June Renew: Day Nine
The problem I’m running into is there’s no one around to keep me in check. No one who can lasso me and my thoughts when they start bucking wildly. I suppose that’s what a partner or a close friend is for, but I’m pretty much on my own right now. This ain’t my first solo rodeo either. I’ve never had a problem being by myself. The problem is in this day and age, when so many unprecedented stories are just bursting at the seams, what’s to stop me from herding myself onto the crazy corral? Who will tell me when enough is enough and it’s time to get grounded? Or will I discover that old dusty trail was the right one to go down all along?
I know its not feasible to have someone agree with literally every single thing I think, but where’s the cowboy who’ll mosey on over and at least let me speak? It’s like there’s such fear I have into saying my real feelings when I’m worried someone may send me out to pasture for saying so. I remember the guy I dated when I was 20 having some strong opinions about the political climate at the time. It was 2006, so Bush was president.
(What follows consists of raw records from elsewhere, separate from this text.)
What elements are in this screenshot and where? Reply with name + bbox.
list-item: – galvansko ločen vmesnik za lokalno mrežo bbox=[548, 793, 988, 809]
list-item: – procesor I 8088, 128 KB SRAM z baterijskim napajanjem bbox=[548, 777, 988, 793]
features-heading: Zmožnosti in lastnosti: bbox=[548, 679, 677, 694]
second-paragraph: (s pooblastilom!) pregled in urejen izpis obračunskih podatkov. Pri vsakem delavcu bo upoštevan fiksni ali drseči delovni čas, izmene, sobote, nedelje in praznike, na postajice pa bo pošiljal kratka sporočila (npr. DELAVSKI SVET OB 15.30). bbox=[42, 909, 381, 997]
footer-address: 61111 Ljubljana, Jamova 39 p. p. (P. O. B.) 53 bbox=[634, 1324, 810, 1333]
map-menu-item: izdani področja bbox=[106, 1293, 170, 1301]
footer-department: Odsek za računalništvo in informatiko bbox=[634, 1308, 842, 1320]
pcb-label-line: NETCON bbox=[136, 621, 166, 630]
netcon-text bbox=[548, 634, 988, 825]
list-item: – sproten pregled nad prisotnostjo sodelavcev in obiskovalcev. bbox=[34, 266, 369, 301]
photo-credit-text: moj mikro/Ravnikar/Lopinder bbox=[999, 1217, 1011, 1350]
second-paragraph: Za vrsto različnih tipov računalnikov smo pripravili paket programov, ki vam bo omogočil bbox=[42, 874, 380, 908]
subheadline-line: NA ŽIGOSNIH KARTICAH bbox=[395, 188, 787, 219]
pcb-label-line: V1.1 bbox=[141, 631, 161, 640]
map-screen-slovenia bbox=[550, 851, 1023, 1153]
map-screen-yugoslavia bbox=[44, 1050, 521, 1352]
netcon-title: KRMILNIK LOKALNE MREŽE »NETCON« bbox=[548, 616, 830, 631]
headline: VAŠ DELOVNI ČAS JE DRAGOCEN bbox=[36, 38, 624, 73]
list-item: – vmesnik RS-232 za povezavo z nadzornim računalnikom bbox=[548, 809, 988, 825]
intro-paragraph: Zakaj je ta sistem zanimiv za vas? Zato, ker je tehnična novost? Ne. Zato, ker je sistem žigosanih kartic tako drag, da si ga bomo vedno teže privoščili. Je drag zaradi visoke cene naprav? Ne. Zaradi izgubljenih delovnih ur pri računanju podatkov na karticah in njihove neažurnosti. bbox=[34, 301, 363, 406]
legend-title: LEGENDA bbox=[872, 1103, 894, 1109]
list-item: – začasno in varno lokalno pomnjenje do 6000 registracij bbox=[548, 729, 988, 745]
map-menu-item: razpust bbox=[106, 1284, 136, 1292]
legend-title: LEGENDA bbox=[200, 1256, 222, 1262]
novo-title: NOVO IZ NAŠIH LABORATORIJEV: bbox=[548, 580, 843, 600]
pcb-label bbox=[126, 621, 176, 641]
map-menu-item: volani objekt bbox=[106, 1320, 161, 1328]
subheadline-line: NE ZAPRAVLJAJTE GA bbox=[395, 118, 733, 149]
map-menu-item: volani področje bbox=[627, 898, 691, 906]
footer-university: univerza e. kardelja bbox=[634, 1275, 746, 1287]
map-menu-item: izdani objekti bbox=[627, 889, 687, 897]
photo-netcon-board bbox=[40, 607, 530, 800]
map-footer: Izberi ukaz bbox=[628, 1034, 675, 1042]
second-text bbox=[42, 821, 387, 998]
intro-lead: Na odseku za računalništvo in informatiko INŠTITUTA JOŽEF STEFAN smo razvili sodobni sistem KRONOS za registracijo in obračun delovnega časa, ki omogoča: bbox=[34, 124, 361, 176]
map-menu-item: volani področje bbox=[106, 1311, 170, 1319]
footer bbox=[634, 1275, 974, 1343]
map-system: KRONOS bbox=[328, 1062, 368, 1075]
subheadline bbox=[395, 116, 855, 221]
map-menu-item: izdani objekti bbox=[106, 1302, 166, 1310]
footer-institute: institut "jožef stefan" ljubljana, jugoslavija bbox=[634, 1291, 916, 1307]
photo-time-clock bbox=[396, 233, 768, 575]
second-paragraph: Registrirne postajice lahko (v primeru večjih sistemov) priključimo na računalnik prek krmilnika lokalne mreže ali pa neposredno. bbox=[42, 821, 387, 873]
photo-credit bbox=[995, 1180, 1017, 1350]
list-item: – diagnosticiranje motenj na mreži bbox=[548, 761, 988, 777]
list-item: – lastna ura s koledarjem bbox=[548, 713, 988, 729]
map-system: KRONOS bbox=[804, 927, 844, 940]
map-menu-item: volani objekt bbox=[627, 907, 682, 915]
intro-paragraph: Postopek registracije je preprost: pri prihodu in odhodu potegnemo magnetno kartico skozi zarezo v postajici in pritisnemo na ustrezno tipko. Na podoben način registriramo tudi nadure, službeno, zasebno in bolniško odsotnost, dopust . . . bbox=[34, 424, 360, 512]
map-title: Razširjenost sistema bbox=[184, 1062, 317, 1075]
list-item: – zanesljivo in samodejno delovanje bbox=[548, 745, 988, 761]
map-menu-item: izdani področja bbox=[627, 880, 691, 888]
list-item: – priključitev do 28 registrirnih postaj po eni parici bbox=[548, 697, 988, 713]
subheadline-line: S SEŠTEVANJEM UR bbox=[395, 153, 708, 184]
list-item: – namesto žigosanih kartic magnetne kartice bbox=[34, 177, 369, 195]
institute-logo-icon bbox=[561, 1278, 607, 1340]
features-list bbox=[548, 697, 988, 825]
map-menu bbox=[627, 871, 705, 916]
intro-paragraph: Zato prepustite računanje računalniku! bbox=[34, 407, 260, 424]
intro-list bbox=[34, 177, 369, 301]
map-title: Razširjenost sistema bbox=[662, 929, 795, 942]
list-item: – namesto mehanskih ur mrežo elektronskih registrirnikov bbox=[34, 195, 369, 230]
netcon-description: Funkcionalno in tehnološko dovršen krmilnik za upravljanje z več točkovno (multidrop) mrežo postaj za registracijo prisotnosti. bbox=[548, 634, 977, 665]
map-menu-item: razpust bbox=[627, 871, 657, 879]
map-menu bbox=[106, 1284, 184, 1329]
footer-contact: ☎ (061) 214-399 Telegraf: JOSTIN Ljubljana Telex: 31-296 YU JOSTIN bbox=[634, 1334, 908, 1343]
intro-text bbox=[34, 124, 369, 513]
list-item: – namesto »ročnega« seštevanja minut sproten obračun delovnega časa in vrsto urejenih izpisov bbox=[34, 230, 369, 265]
He was a liberal so he clearly didn’t like him. And, at the time, I didn’t care for him much either, but felt he was getting a bad wrap. So it bothered me hearing such crap being talked about the president at the time, but I had no brass balls to say anything back. It wasn’t his fault. He just had thoughts. And if I can’t wrangle up the same courtesy for myself, I may as well brand myself a Grade-A loser.
I suppose one of these days there will be someone who not only can corral my crazy, but actually wants to do so. It takes a big act of caring to tell your loved one when to shut the fuck up. To say, “Whoa, girl,” and back away. Untethered and unchained though, I have all sorts of places my mind could go. And based on current events, I may be more right than all the other free-range folks think I am. Only time will tell. Until then, I’ve got every intention of just being this person until the cows come home. No need to roll over and buy the farm when there’s plenty of good stuff to hitch my wagon to.